So to restock a hive you take about three frames and the bees that are hanging out on them and put them in the other hive. Then you order up another queen – they’re shipped overnight from Georgia – and put her into that hive. She lays lots more eggs, and builds up the strength of the colony. But there’s a snag: the bees aren’t too happy when you invade their home and steal their babies, - they tend to attack very aggressively and, as I told you, I’m scared of bees.
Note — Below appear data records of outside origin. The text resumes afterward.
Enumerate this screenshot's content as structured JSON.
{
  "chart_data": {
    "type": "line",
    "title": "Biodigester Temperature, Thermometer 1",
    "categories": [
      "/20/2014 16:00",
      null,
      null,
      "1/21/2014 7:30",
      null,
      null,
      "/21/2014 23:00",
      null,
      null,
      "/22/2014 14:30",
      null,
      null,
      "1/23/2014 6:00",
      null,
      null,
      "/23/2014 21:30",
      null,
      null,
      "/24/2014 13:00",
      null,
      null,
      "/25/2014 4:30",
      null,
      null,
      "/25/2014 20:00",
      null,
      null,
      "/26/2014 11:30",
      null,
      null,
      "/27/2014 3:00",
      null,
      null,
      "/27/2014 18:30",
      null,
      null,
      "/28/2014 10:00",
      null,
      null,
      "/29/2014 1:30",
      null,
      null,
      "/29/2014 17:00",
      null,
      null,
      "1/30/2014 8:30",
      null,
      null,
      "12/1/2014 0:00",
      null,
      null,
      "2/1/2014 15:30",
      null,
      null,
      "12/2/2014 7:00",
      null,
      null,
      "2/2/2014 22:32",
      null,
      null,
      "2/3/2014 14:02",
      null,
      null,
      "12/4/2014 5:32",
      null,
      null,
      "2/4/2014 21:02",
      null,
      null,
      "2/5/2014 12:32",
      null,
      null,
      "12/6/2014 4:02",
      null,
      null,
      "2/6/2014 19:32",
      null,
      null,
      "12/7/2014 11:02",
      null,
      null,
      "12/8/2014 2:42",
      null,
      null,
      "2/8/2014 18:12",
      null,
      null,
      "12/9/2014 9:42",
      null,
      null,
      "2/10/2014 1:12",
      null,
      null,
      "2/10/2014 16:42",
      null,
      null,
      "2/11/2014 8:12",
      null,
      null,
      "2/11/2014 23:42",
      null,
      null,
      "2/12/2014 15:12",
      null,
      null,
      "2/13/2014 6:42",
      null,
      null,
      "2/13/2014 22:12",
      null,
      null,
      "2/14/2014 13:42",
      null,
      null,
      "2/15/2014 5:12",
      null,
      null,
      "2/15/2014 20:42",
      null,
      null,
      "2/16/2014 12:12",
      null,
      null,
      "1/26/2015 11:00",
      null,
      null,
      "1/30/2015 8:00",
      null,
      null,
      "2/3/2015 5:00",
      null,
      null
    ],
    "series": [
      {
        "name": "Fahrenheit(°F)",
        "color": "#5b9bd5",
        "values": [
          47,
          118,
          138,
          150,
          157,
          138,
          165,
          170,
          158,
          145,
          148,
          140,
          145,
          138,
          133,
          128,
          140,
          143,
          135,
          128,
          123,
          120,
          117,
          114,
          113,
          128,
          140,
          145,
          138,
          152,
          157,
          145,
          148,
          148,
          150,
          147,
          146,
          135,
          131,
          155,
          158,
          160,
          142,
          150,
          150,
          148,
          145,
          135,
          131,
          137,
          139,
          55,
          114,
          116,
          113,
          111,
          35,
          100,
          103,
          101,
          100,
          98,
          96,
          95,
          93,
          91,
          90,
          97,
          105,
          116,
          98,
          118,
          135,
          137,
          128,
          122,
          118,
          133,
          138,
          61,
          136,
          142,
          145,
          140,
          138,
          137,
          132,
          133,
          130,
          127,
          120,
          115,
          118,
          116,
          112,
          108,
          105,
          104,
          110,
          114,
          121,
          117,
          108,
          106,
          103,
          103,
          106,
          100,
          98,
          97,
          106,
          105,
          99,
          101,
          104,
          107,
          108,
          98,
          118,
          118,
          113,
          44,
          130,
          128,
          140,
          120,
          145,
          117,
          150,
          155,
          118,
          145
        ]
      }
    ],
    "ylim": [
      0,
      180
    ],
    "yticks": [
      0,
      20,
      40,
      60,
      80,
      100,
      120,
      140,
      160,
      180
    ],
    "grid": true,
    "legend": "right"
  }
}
Still I was game to take some frames from my healthy hive—it’s just a foot away from the dead one. Then events – or rather the bees - took the decision out of my hand. About nine o’clock last Saturday, suddenly, outside on the deck, the air was thick with bees – bees zooming and buzzing frantically – a whirlwind of bees stretching way up into the sky and way out across the garden. And then – almost as soon as the commotion had started – the swarm was gone. Half the hive just flew off and away.

Now, it’s not actually uncommon – if bees feel they need more space, they DO swarm – but I was dejected. Queen Victoria was gone - my healthy hive was only at half strength – and there was no way I could take brood away from it to repopulate the dead hive. But I was relieved too, I suppose. I mean even if I’d harvest much less honey, at least I wouldn’t have to fight the angry bees.


(Courtesy of Helen Palmer)

Then on Sunday morning, I went out onto the deck, and noticed there were bees going into the empty hive. They’re probably robbers, I thought – stealing the honey from the empty hive – that’s quite common, too. And then suddenly, a massive tornado of bees filled the sky – buzzing furiously and swirling round. They sank down towards the deck – they flowed into the empty hive. Now of course it was choice real estate – well appointed for bees with nice clean frames – but beekeepers will tell you – it’s a waste of effort to set up an empty hive - swarms never move in. I just couldn’t believe it.

But the more I thought about it the more logical it became. I may be an incompetent beekeeper, but bees have been creating colonies, raising brood, and making honey for millennia. They think as one organism – it’s called hive mind. And I have to believe that these bees of mine understood my shortcomings, and took pity on me.

They knew I couldn’t possibly manage to resurrect the dead hive – that I’d squash plenty of them trying and they’d have to sting me – so they saved us all the pain and trouble. So thank you Queen Victoria! I promise not too take too of your much honey!

GELLERMAN: When Helen Palmer isn’t tending her bees – she’s producing our program.